Antibody cooperative adsorption onto AuNPs and its exploitation to force natural killer cells to kill HIV-infected T cells

•We generate a new nanotool consisting of bispecific nanoparticles with cooperatively-adsorbed antibodies at their surface.•No modification of antibodies or addition of linkers are required.•pBiAb-AuNPs are useful for cell-to-cell engagement and boosting the immune response.•Specifically, our pBiAb-AuNPs reinvigorate the Natural killer cell immune function towards HIV.•Beyond HIV, this technology might represent a new platform with applicative prospective in nanotechnology and immunotherapy. [Display omitted] HIV represents a persistent infection which negatively alters the immune system. New tools to reinvigorate different immune cell populations to impact HIV are needed.
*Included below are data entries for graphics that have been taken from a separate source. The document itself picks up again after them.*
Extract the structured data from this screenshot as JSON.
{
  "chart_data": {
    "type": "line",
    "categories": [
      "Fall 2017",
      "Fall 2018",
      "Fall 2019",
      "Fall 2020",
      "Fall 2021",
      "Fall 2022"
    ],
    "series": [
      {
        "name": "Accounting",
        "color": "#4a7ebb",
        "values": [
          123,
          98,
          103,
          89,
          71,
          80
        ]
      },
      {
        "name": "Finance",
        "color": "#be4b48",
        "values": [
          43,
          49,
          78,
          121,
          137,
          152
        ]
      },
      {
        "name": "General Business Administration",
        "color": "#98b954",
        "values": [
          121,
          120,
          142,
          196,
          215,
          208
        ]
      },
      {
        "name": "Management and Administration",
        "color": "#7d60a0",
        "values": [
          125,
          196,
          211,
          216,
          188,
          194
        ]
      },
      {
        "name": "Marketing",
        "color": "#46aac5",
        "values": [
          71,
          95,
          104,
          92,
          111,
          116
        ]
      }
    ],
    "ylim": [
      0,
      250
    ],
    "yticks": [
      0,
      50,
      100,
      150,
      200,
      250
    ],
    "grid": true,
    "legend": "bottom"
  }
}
Herein, a novel nanotool for the specific enhancement of the natural killer (NK) immune response towards HIV-infected T-cells has been developed. Bispecific Au nanoparticles (BiAb-AuNPs), dually conjugated with IgG anti-HIVgp120 and IgG anti-human CD16 antibodies, were generated by a new controlled, linker-free and cooperative conjugation method promoting the ordered distribution and segregation of antibodies in domains. The cooperatively-adsorbed antibodies fully retained the capabilities to recognize their cognate antigen and were able to significantly enhance cell-to-cell contact between HIV-expressing cells and NK cells. As a consequence, the BiAb-AuNPs triggered a potent cytotoxic response against HIV-infected cells in blood and human tonsil explants. Remarkably, the BiAb-AuNPs were able to significantly reduce latent HIV infection after viral reactivation in a primary cell model of HIV latency. This novel molecularly-targeted strategy using a bispecific nanotool to enhance the immune system represents a new approximation with potential applications beyond HIV.